Una rivoluzione lenta e senza avanguardie. Raramente le rivoluzioni si sono affermate senza una testa, una leadership diremmo oggi, che ne guidasse i passi verso il successo
Quelle industriali o tecnologiche sono nate per lo più dalla tenacia di scienziati e inventori con la passione delle scoperte. Sono stati loro le avanguardie che hanno costruito il progresso del mondo non sempre imparziale.
Da qualche anno viviamo la rivoluzione ecologica. È partita perché si è avvertito il rischio non solo di non avere più avanguardie o scienziati, ma perché il pianeta su cui viviamo è minacciato dai suoi stessi abitanti. Per godere del progresso la parte più evoluta del mondo si è poco preoccupata di inquinarlo, di comprometterne l’equilibrio naturale, l’ecosistema, fino al punto che più di recente c’è stato chi ha pensato addirittura di bruciare le foreste per biechi interessi.
La nuova rivoluzione è stata chiamata transizione, per dire che dobbiamo passare da un sistema di produzione e consumo a un altro
Per salvare il pianeta i leader mondiali periodicamente si ritrovano in qualche posto per trovare la migliore (sic!)soluzione. A parte la Conferenza Onu di Parigi del 2015 e una lunga lista di obiettivi climatici al 2030 o al 2050, i traguardi si stanno terribilmente allontanando. La Iea – Agenzia internazionale per l’energia – è l’unico organismo che ha davvero il controllo della situazione. Se rivoluzione/transizione è, c’è qualcuno che ne ha a cuore gli esiti. I dati scientifici vanno analizzati in profondità e presentati al mondo con onestà. Solo in questo modo si può arrestare l’odioso fenomeno del greenwashing che fa comodo a molti.
Nel mondo si consuma l’80% di fonti energetiche fossili: carbone, gas, petrolio in particolare. Sono fonti da sostituire per non continuare ad avere contraccolpi su tutto ciò che ci circonda. Eppure l’Agenzia internazionale ci dice che soltanto tra due anni le fonti rinnovabili raggiungeranno la metà della produzione elettrica del mondo. È una previsione di medio periodo come tante altre impolverate negli archivi di mezzo mondo.

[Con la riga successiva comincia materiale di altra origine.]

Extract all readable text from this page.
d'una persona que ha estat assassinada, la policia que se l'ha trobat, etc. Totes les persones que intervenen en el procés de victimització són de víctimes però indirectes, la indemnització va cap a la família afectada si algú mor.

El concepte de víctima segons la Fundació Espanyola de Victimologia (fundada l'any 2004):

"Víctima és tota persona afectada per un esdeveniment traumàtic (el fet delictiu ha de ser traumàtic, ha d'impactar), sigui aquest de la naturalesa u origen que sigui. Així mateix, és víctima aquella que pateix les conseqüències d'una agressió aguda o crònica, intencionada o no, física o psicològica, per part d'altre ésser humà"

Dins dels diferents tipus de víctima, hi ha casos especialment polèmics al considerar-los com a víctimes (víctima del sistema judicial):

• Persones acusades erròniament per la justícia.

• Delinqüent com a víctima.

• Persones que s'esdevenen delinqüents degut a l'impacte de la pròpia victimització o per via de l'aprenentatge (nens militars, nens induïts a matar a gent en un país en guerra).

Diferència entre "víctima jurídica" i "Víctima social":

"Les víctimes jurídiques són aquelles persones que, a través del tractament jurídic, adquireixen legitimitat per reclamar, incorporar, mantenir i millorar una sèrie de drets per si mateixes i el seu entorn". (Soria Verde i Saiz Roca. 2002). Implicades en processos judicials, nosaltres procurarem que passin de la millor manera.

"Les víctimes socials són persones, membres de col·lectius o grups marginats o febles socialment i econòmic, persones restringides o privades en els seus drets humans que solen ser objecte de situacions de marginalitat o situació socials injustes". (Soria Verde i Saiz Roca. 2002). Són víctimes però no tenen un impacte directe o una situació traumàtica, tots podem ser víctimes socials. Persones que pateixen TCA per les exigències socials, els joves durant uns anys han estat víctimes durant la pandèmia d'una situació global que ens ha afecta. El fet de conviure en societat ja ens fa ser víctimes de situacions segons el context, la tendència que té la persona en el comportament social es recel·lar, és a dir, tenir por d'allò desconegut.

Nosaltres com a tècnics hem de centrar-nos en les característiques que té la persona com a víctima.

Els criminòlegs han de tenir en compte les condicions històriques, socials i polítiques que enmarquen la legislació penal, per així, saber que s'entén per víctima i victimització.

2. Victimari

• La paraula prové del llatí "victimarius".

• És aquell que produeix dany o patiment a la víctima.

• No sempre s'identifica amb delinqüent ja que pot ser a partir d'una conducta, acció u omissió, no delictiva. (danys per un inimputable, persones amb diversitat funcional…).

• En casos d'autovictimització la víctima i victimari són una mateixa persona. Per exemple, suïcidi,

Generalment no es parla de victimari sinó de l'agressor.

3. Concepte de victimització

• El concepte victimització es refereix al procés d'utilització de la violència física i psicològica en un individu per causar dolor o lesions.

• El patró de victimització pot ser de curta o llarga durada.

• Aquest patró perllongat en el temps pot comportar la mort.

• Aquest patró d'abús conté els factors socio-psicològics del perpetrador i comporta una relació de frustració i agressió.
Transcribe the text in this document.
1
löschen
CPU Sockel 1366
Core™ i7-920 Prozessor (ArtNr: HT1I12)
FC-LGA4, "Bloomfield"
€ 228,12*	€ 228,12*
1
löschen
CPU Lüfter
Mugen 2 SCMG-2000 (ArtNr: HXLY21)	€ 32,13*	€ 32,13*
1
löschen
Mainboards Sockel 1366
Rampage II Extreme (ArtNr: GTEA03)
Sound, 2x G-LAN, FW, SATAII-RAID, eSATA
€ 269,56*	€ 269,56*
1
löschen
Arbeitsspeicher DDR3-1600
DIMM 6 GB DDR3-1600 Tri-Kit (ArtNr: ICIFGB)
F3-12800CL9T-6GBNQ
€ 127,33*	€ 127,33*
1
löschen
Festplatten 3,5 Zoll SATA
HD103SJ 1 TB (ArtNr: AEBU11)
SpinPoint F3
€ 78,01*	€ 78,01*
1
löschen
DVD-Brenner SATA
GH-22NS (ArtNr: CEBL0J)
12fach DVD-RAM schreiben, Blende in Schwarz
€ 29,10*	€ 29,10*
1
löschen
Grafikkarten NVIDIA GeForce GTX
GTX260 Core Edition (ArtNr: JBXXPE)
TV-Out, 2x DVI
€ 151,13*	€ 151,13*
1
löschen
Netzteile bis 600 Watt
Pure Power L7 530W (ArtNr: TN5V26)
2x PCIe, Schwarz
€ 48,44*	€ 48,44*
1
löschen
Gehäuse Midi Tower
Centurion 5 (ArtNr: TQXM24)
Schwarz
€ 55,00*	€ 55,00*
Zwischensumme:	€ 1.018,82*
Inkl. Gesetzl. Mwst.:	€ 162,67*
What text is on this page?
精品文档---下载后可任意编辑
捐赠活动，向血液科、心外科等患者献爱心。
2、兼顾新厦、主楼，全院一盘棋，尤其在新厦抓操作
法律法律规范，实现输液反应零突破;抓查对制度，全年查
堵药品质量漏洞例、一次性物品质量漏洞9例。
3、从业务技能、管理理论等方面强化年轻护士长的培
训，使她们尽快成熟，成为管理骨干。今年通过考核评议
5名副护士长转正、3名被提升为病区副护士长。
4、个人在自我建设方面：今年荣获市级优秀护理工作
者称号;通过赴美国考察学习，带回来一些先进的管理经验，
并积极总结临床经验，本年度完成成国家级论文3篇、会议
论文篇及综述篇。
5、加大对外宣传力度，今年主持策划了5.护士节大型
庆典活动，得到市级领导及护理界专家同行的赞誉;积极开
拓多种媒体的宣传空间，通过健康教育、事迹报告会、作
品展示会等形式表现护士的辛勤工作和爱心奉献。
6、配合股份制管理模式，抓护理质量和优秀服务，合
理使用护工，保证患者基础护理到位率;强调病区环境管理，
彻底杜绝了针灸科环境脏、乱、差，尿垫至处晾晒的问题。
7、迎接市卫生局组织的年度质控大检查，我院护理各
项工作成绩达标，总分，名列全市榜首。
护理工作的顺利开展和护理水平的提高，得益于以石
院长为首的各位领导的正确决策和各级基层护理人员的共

Il punto è che i paesi che crescono maggiormente non riescono a liberarsi delle tradizionali energie, emulando il modello di sviluppo occidentale dopo la 2^ guerra mondiale. Cina, India, paesi del Sudest terranno a lungo alta la domanda di elettricità per sostenere la loro crescita. Chi è in grado di fermarli? Le emissioni nocive in atmosfera aumenteranno nonostante qualche passo degli stessi paesi verso fonti alternative. Ma sono i più popolati del mondo, devono rispondere alle esigenze di miliardi di persone, vogliono incrementare i commerci. Tra l’altro sfruttano risorse naturali locali oppure si sono sapientemente accaparrati quelle utili alle rinnovabili.
Nel 2023 gli USA hanno raggiunto quasi l’autonomia energetica mescolando fonti fossili e rinnovabili, diventando anche fornitori privilegiati per l’Europa per il gas liquefatto. Non hanno abbattuto le emissioni inquinanti.
Nel 2024, con le elezioni di giugno, cambierà la guida politica dell’Europa e si farà il bilancio del Green New Deal
Il piano doveva cambiare nel profondo il modo di vivere degli europei, ma quasi certamente non presenterà risultati straordinari. Di qua e di là dell’Atlantico, insomma, la rivoluzione/transizione ha sembianze diverse. Ma il mondo è anche altro. Soprattutto altro.